Thermonuclear energy – Obtained by fusion

Thermonuclear energy - Obtained by fusion

Thermonuclear energy – Obtained as a result of fusion – combining atomic nuclei of light elements. In earthly conditions, it is possible to use isotopes, i.e. heavier types of hydrogen: deuterium and tritium. The former has a proton and a neutron in its nucleus, and is quite common in water. The second one, made of a proton and two neutrons, does not occur naturally. But it can easily be made from another light element, lithium.
JET (Joint European Torus)

Tritium is used in experiments at JET (Joint European Torus). Which is near Oxford, UK. It is a tokamak reactor – a donut-shaped chamber in which a magnetic field traps a heated gas, i.e. plasma. It must reach enormous temperatures, of the order of 100 million degrees Celsius, for thermonuclear reactions to start. – We have reached the point where we can test in practice what we have been preparing for for years. – explains Dr. Joelle Mailloux, co-leader of the JET science team.

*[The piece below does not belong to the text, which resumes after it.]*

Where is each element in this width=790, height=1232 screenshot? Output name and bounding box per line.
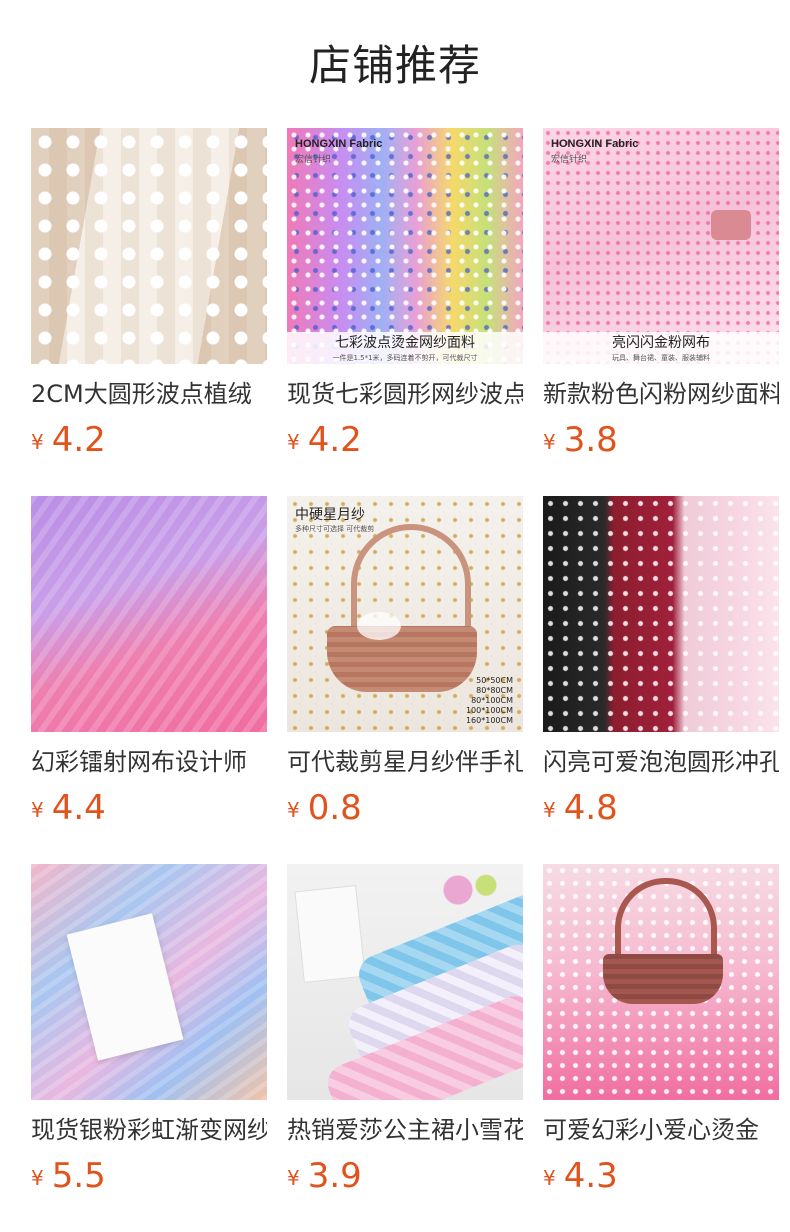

This is the first such large experiment with tritium since 1997. Because the use of this isotope as a fuel together with deuterium increases the radiation level in the reactor. All equipment had to be adapted to the new working conditions. It took two years. „Once research begins, the reactor interior will be too dangerous for humans to enter. Everything must work or be repairable remotely, like on an unmanned spacecraft” – says prof. Ian Chapman, head of JET.

If successful, the trials in the UK will pave the way for efficient and relatively clean energy production. One gram of hydrogen “burned” in a fusion reactor can give it as much as 8 tons of crude oil or 11 tons of hard coal. A few hundred kilograms of deuterium and tritium would suffice a year to meet the energy needs of the entire world. Thermonuclear reactors are also expected to produce relatively little radioactive waste.

ITER (International Thermonuclear Experimental Reactor)

The results of the experiments in JET will be used in the creation of ITER (International Thermonuclear Experimental Reactor). This is a huge reactor being built in Cadarache, France. Financed by the European Union, China, India, Japan, South Korea, Russia and the USA at the cost of USD 22 billion. The first launch of ITER is scheduled for 2025, 10 years later the reactor is to operate on a mixture of deuterium and tritium. If everything goes according to plan, it will be the first installation to obtain more energy from thermonuclear fusion than was needed to initiate it.